When parents ask “Why don’t you discipline more?”, it misconstrues the purpose of discipline in education. We’re not looking to punish, but to guide students in understanding the consequences of their actions, and learning from their mistakes.

Most importantly, we want to foster an environment where children feel safe, understood, and motivated to learn. Discipline should be a tool to support this, not a weapon to induce fear.

Final thoughts: It’s a shared journey

Let’s not forget, education isn’t just about sending kids to school and expecting teachers to turn them into learned individuals. It’s a collaborative journey shared by teachers, parents, and the children.

The attitudes discussed, while seemingly challenging, provide an opportunity for reflection.
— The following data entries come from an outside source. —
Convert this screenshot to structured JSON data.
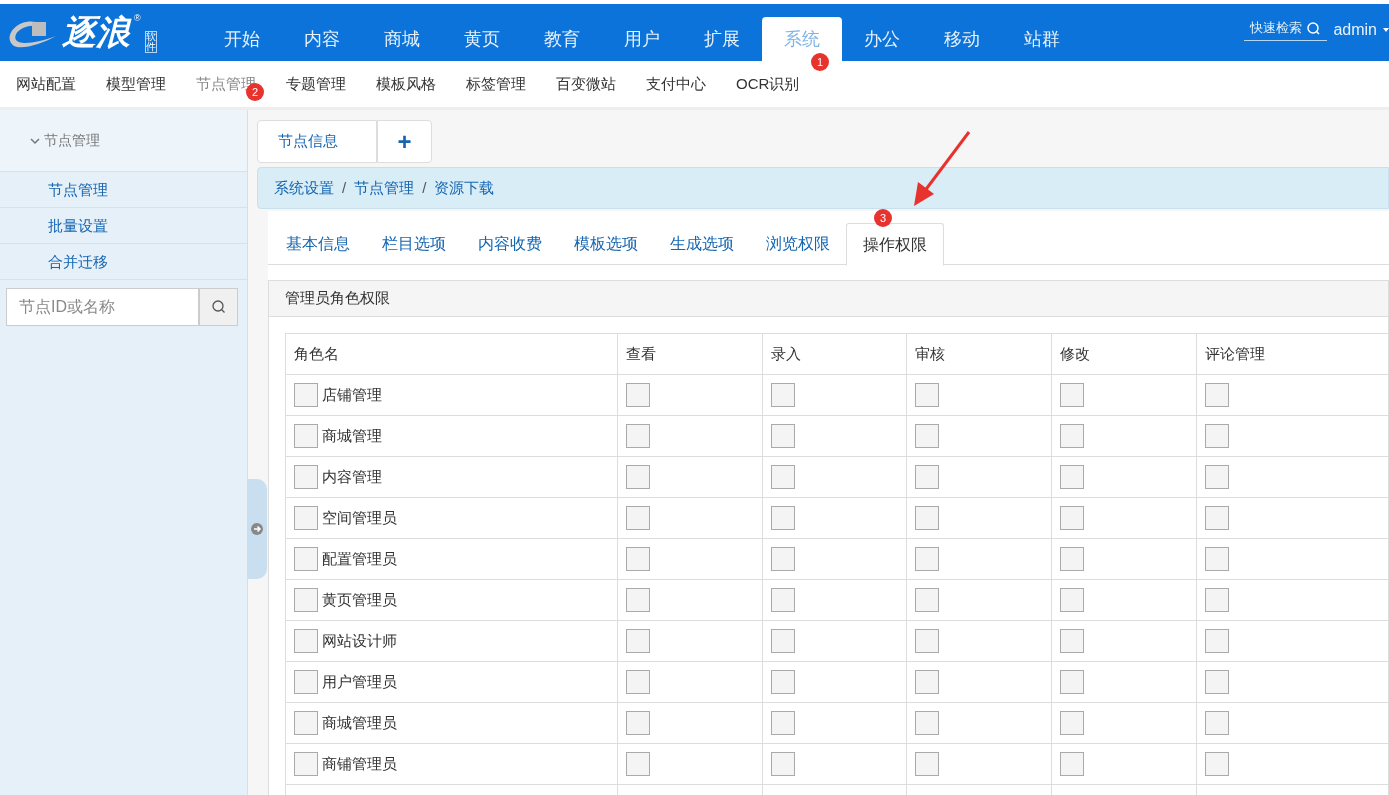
{
  "logo": {
    "text": "逐浪",
    "mark": "®",
    "tag": "软件"
  },
  "nav": [
    {
      "label": "开始",
      "selected": false
    },
    {
      "label": "内容",
      "selected": false
    },
    {
      "label": "商城",
      "selected": false
    },
    {
      "label": "黄页",
      "selected": false
    },
    {
      "label": "教育",
      "selected": false
    },
    {
      "label": "用户",
      "selected": false
    },
    {
      "label": "扩展",
      "selected": false
    },
    {
      "label": "系统",
      "selected": true,
      "marker": "1"
    },
    {
      "label": "办公",
      "selected": false
    },
    {
      "label": "移动",
      "selected": false
    },
    {
      "label": "站群",
      "selected": false
    }
  ],
  "quick_search": {
    "placeholder": "快速检索"
  },
  "user": {
    "name": "admin"
  },
  "subnav": [
    {
      "label": "网站配置",
      "selected": false
    },
    {
      "label": "模型管理",
      "selected": false
    },
    {
      "label": "节点管理",
      "selected": true,
      "marker": "2"
    },
    {
      "label": "专题管理",
      "selected": false
    },
    {
      "label": "模板风格",
      "selected": false
    },
    {
      "label": "标签管理",
      "selected": false
    },
    {
      "label": "百变微站",
      "selected": false
    },
    {
      "label": "支付中心",
      "selected": false
    },
    {
      "label": "OCR识别",
      "selected": false
    }
  ],
  "sidebar": {
    "group": {
      "label": "节点管理",
      "expanded": true
    },
    "items": [
      "节点管理",
      "批量设置",
      "合并迁移"
    ],
    "search": {
      "placeholder": "节点ID或名称"
    }
  },
  "page_tabs": [
    {
      "label": "节点信息"
    }
  ],
  "add_tab": "+",
  "breadcrumb": [
    "系统设置",
    "节点管理",
    "资源下载"
  ],
  "breadcrumb_separator": "/",
  "tabs": [
    {
      "label": "基本信息",
      "selected": false
    },
    {
      "label": "栏目选项",
      "selected": false
    },
    {
      "label": "内容收费",
      "selected": false
    },
    {
      "label": "模板选项",
      "selected": false
    },
    {
      "label": "生成选项",
      "selected": false
    },
    {
      "label": "浏览权限",
      "selected": false
    },
    {
      "label": "操作权限",
      "selected": true,
      "marker": "3"
    }
  ],
  "section": {
    "title": "管理员角色权限"
  },
  "table": {
    "columns": [
      "角色名",
      "查看",
      "录入",
      "审核",
      "修改",
      "评论管理"
    ],
    "rows": [
      {
        "name": "店铺管理",
        "checked": false,
        "permissions": [
          false,
          false,
          false,
          false,
          false
        ]
      },
      {
        "name": "商城管理",
        "checked": false,
        "permissions": [
          false,
          false,
          false,
          false,
          false
        ]
      },
      {
        "name": "内容管理",
        "checked": false,
        "permissions": [
          false,
          false,
          false,
          false,
          false
        ]
      },
      {
        "name": "空间管理员",
        "checked": false,
        "permissions": [
          false,
          false,
          false,
          false,
          false
        ]
      },
      {
        "name": "配置管理员",
        "checked": false,
        "permissions": [
          false,
          false,
          false,
          false,
          false
        ]
      },
      {
        "name": "黄页管理员",
        "checked": false,
        "permissions": [
          false,
          false,
          false,
          false,
          false
        ]
      },
      {
        "name": "网站设计师",
        "checked": false,
        "permissions": [
          false,
          false,
          false,
          false,
          false
        ]
      },
      {
        "name": "用户管理员",
        "checked": false,
        "permissions": [
          false,
          false,
          false,
          false,
          false
        ]
      },
      {
        "name": "商城管理员",
        "checked": false,
        "permissions": [
          false,
          false,
          false,
          false,
          false
        ]
      },
      {
        "name": "商铺管理员",
        "checked": false,
        "permissions": [
          false,
          false,
          false,
          false,
          false
        ]
      }
    ]
  }
}
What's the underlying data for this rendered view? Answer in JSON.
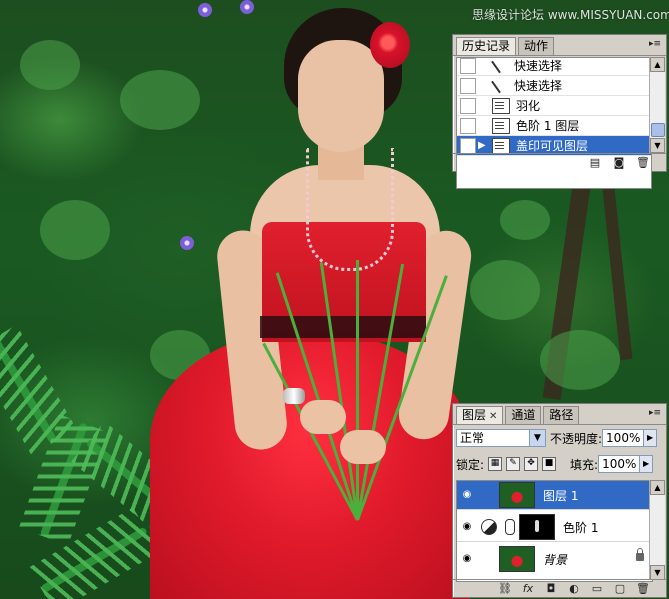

As parents, teachers, and guiding figures, our approach towards children’s learning journey significantly influences their experiences.

Remember the African proverb – It takes a village to raise a child. If the metaphorical village – parents, teachers, and community, takes a cooperative stance, the path for every child becomes that much smoother.

So, the next time you step into a parent-teacher meeting, remember: It’s not you versus the teacher or vice versa. It’s about understanding, listening, and working together for the wellbeing of the child.

After all, isn’t that why we are here, in the first place?